Another recent development is the arrest warrant issued for Putin by the International Criminal Court (ICC) and prosecutor Karin A. A. Khan. He alleges the Russian president, along with his Commissioner for Children’s Rights, Maria Lvova-Belova, have worked together in “the unlawful deportation and transfer of Ukrainian children,” who are then adopted out to Russian families.

According to a report from the Yale Human Rights Lab published on February 14, more than 6,000 Ukrainian children have been sent to one of 43 reeducation camps with the intent to instill pro-Russian attitudes in them.

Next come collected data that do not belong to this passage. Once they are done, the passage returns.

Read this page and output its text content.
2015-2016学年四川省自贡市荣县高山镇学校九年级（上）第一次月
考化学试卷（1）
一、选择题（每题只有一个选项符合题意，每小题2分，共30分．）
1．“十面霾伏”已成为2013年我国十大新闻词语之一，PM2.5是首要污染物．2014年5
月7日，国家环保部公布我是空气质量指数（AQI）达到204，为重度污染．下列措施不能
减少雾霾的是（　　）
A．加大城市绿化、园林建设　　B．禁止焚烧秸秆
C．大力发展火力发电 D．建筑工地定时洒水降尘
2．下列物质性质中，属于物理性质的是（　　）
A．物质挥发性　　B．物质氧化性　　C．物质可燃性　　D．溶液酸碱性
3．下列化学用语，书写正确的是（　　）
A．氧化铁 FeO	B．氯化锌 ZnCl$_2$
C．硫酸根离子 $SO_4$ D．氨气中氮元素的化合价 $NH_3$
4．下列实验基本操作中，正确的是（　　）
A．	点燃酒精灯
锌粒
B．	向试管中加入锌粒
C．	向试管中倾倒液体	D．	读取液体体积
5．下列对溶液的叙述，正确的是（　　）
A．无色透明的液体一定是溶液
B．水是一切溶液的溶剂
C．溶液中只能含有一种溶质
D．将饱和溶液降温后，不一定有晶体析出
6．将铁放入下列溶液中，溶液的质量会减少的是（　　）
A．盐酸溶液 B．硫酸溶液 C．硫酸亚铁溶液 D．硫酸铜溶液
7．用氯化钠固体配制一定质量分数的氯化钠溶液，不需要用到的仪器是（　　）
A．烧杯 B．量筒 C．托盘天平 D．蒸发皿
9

They claim that these camps are spread from the Black Sea area across the country, with two of them in Siberia and roughly one-quarter of them located more than 500 miles from the Ukrainian border.

However, the effect the arrest warrant will have, if any, is unclear since Russia is not a signatory to the Rome Statute that established the ICC. Interestingly, neither is the United States. In what could be seen as a retaliatory move, the Russian state Investigative Committee announced it has opened a criminal case against the prosecutor and judges of the ICC, alleging misconduct because they have made these accusations against people they know are innocent of any crime.